Nel suo film è in primo piano il rapporto tra donne molto diverse tra loro che passano del tempo insieme senza fare granché: com’è riuscito a portare efficacemente sullo schermo questa atmosfera?
«La sceneggiatura, che ho scritto insieme ad Ippolita Di Majo, era molto ricca di dettagli riguardo a queste relazioni al femminile e abbiamo avuto la fortuna di trovare l’amore da parte di queste tre attrici che l’hanno capita perfettamente.
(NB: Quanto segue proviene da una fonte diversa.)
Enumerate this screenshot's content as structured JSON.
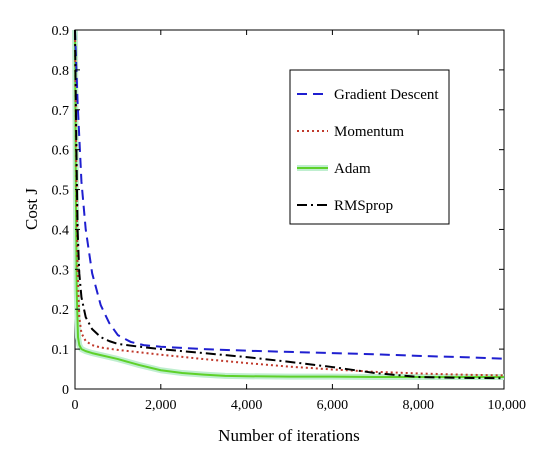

Valeria Golino, Matilda De Angelis ed Elodie sono tre donne di grande carisma, di grande talento, di grande bellezza ma lo spettacolo straordinario sul set per me è stata la loro intelligenza. Era quello che consentiva a tutto questo di diventare vero. Ho avuto il privilegio di entrare in un luogo dove altrimenti come uomo è molto difficile entrare: i momenti in cui le donne sono tra loro».
Fuori è un film su una donna ma anche su una scrittrice, sulla vita ma anche sulla letteratura: come si pone quando deve portare sullo schermo un personaggio con questa «doppia identità»?
«Mi aiuta il fatto di aver girato molti film su artisti. Mi piacciono gli artisti, perché trovano il modo di rispondere al disagio esistenziale che viviamo tutti. Ovviamente questo non succede solo agli artisti: ognuno di noi viene salvato dalla propria capacità di immaginazione ma l’artista rende questa salvezza comune, collettiva. Una domanda che mi ero già posto quando ho fatto il film su Leopardi (Il giovane favoloso del 2014: ndr.) è la seguente: quando le parole della scrittura devono essere pronunciate nel film? Nel caso di Leopardi far entrare le sue poesie nel film è stato un processo molto delicato e anche qui lo è stato. A un certo punto si sentono le parole de L’arte della gioia ma per farlo, prima devi creare lo spazio affinché queste parole diventino cinema».
Una dimensione che ha contribuito a creare quell’incredibile senso di intimità tra i personaggi che si respira durante tutto il film?
«Questa intimità si è creata nel rapporto con le parole. I dialoghi sono letteratura e c’è da dire che Goliarda Sapienza è stata attrice prima di essere scrittrice. I dialoghi quindi sono i dialoghi di qualcuno che ha recitato ma sono letterari. Noi li abbiamo adattati e le attrici erano assolutamente dentro questa scrittura e l’hanno resa viva con l’interpretazione».
Il suo film si svolge nella Roma del 1980, non una città né un anno qualsiasi: la città che mostra è perlomeno insolita mentre tra le righe del film si parla anche di politica. Come ha equilibrato tutti questi elementi?
«Il film è paragonabile a un ritratto: ci sono delle figure in primo piano e poi c’è un orizzonte. Su questo orizzonte c’è la città di Roma, c’è la politica del tempo, ci sono i personaggi maschili. Ho cercato di disegnare un orizzonte molto preciso, molto definito, anche se lontano. Chiaramente non volevo che la politica prendesse un peso eccessivo nel film, ma non volevo nemmeno che i riferimenti fossero troppo generici. E sono proprio questi elementi sullo sfondo a dare forza al ritratto. Penso ad esempio al fatto di aver girato dentro il carcere di Rebibbia. È stato un lavoro lungo e difficile, ma ci siamo riusciti. Le tre attrici hanno conosciuto e hanno parlato con le detenute. E alla fine hanno recitato insieme a loro. È stato qualcosa di fondamentale per le attrici e per il film, non solo per la verità che queste donne hanno portato, ma anche perché hanno dato la possibilità a Matilda e a Elodie di specchiarsi nelle loro condizioni. Senza questa esperienza non sarebbe stato lo stesso film».